Natural lighting vs. flash

People looking for headshots sometimes say they prefer natural lighting vs. flash as one of their key criteria. When exploring this further, more often than not their preference has more to do with how the flash was used (improperly) and the resulting “deer in the headlights” look. We’ve all seen it – the flash is usually mounted on the camera resulting in a brightly lit face that looks harsh, perhaps a shadow behind them, and often with “red eye”. Ugh!!!!

The issue really isn’t flash vs. natural lighting, it’s more how to use a flash. Indeed, it you take a headshot in broad daylight with the sun facing the subject, you’ll usually get equally poor results. The main problem in both instances is that you have a powerful point light source that is small relative to the subject – the sun is a point light source that is very far away, so it’s size relative to the subject is very small. This is why images shot on an overcast day are generally less harsh, with fewer shadows, as the light source is the huge layer of clouds overhead (overcast days aren’t ideal either as the lighting is very flat and often cooler).
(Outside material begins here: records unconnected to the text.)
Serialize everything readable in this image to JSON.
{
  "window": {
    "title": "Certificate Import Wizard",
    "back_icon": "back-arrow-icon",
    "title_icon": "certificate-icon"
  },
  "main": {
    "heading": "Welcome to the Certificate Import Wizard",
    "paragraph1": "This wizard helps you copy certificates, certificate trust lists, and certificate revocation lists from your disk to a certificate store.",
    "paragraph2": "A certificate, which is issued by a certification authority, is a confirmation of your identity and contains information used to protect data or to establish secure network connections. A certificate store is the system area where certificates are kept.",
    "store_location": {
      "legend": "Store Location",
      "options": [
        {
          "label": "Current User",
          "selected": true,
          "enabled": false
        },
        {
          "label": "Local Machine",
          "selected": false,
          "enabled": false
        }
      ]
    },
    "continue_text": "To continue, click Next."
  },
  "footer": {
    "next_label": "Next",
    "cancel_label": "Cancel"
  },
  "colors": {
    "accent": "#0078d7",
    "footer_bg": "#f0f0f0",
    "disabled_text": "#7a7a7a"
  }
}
To avoid the flash “look”, you want to increase the size of the light source relative to the subject – this is done with light modifiers attached to the flash – the flash shoots into the modifier which spreads the light across a larger area. To soften the light even further, many of these modifiers have white fabrics in front of the flash (or sometimes more than 1). The modifier is placed as close to the subject as possible, increasing the size of the light relative to the subject.

Depending on the “look” desired, multiple light sources are used to create beauty, drama, reduce or enhance facial/skin features, etc. Shooting in a studio with artificial lights provides the photographer an added level of control over how the light looks.

Even when shooting with natural light, we often supplement that light with artificial light – we often use “fill flash” (a term meaning the flash isn’t the main light, but a light used to fill in shadows or gently highlight areas) when shooting a subject outdoors. For example, on a sunny day, place the subject with the sun behind them, and then use fill flash to place more light on the face.

Don’t get me wrong, natural light is beautiful when shot under the right conditions, but it’s best to work with the photographer to determine the type of look you’re going for (or want to avoid), and then decide both where the shoot will take place and what type of lighting would work best.